Prof Eric Osei Assibey

PROFESSOR ERIC Osei Assibey, Associate Professor of Economics at the University of Ghana, has advised government to take stimulate the economy through the provision of stimulus packages to businesses that are likely to suffer production in these trying times.

According to Prof Assibey, government must carefully target some key industries, particularly, those that were export-oriented and were likely to be affected by the global shock.

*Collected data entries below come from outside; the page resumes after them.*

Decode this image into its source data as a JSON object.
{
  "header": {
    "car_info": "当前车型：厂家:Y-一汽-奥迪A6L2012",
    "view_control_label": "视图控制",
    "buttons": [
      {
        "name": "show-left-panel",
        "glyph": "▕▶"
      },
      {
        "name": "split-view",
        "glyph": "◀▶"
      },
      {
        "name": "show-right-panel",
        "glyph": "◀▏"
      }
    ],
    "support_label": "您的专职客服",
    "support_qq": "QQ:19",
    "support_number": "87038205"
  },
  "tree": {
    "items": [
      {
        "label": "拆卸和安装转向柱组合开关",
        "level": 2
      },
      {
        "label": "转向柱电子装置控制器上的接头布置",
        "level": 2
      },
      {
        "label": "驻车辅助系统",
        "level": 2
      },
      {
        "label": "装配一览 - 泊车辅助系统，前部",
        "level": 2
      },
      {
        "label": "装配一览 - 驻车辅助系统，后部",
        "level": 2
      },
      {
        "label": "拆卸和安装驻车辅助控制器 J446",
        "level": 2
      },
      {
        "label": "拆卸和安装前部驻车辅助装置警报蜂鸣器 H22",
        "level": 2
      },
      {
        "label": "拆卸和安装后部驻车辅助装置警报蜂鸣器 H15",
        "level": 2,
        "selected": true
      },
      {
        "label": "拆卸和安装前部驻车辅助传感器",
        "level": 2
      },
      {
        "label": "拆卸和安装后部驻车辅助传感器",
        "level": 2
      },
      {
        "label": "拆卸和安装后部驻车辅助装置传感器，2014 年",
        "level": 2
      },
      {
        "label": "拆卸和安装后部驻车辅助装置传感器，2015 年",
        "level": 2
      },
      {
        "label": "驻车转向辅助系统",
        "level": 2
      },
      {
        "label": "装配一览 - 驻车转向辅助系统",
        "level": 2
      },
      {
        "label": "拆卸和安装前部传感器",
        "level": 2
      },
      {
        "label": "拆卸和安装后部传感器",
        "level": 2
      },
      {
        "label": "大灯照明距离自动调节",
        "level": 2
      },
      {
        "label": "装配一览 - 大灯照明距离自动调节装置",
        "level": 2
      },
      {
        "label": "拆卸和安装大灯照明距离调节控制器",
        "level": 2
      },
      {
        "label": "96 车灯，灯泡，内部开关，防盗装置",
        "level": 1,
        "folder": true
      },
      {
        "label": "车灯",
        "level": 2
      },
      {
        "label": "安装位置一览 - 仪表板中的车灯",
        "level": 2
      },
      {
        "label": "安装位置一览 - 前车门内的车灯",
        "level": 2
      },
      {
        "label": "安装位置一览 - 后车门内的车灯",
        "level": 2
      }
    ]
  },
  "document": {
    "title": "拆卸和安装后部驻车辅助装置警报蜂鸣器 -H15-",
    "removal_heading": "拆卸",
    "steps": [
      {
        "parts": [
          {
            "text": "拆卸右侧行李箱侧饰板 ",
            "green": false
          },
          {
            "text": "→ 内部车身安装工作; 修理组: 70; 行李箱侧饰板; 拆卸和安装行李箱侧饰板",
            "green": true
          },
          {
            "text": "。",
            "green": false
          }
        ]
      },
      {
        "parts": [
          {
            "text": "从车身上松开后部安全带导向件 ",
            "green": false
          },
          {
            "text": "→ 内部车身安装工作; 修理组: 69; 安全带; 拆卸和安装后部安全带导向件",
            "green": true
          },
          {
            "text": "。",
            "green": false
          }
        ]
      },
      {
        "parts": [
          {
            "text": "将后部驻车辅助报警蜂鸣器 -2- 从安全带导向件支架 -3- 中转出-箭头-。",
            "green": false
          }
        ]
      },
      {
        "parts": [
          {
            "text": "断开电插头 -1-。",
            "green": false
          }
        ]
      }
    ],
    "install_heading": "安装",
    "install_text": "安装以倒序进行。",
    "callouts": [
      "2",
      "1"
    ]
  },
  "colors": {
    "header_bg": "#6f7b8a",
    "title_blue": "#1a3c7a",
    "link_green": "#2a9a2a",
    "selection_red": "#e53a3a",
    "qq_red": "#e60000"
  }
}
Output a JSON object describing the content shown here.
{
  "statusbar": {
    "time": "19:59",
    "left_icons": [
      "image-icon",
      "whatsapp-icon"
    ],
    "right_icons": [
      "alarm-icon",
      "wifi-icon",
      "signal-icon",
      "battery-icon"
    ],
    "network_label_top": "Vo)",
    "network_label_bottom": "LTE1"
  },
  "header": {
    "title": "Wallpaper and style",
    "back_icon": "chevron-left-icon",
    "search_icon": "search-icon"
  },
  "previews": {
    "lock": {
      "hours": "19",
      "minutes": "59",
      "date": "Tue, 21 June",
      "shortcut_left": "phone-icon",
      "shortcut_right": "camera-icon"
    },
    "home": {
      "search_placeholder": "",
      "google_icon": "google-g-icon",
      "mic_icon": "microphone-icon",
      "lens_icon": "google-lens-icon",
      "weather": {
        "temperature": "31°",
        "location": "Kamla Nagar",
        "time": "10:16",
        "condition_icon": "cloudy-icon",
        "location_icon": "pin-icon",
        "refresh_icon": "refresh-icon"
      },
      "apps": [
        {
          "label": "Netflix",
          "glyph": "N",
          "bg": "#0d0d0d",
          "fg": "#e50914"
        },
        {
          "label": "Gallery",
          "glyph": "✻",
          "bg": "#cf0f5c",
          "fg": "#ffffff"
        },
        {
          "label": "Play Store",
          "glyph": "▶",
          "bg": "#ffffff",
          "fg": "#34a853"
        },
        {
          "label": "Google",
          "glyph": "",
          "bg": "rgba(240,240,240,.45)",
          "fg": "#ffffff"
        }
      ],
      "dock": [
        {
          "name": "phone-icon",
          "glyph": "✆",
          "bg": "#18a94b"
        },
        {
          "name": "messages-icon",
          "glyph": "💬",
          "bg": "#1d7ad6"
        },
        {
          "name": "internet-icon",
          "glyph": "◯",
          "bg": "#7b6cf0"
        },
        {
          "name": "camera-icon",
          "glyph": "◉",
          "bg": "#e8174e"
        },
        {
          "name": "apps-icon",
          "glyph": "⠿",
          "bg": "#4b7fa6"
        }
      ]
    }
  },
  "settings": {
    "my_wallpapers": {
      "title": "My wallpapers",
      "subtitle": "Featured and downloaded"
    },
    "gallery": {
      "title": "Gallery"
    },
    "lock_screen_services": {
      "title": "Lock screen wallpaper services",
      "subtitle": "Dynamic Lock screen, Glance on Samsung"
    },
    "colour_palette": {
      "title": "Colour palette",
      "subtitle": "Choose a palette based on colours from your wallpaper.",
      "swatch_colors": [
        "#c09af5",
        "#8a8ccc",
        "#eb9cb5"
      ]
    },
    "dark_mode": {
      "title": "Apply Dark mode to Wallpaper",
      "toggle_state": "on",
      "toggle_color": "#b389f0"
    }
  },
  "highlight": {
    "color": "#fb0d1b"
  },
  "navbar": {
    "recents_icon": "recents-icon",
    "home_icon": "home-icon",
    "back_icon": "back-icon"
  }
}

“Now what government can do is to stimulate the economy. Monetary policy and fiscal policy can come together to provide some kind of stimulus package, largely making credit accessible to businesses that are likely to suffer challenges,” he said in an interview, Thursday.

“The cost of credit should come down and it has to be easily accessible to them besides the stimulus package,” he added.

Prof Assibey also said government could also explore the possibility of tax deferrals and tax incentives for the affected industries, so they could retain staff in order not to worsen the situation.

He commended the Central Bank for the bold initiative of reducing the policy rate by 150 basis points to 14.5 per cent from 16 per cent and also reducing the primary reserve requirement of banks from 10 per cent to eight per cent.

He said the reduction in the policy rate also provided the Bank of Ghana the opportunity to close the gap between inflation and the policy rate, which had remained high despite the low inflation environment.

“We are not going to see more sell-off of our bonds because the situation out there is worse so it is an opportunity to reduce the yield on government bonds to close the gap between inflation and the monetary policy rate,” he stated.

“This could trickle down on lending rates for businesses to get affordable credit to cushion industries.

“COVID-19 has led to slow growth in demand in crude oil across the globe, especially in China, and that has led to the tumbling of prices currently around $30 per barrel,” he added.

Noting that the low crude oil prices was going to affect revenue inflow to government as the benchmark price in the 2020 Budget was pegged around US$60, he noted, “Significant revenue is going to be lost and that can impact substantially on government’s ability to provide and execute the budget.”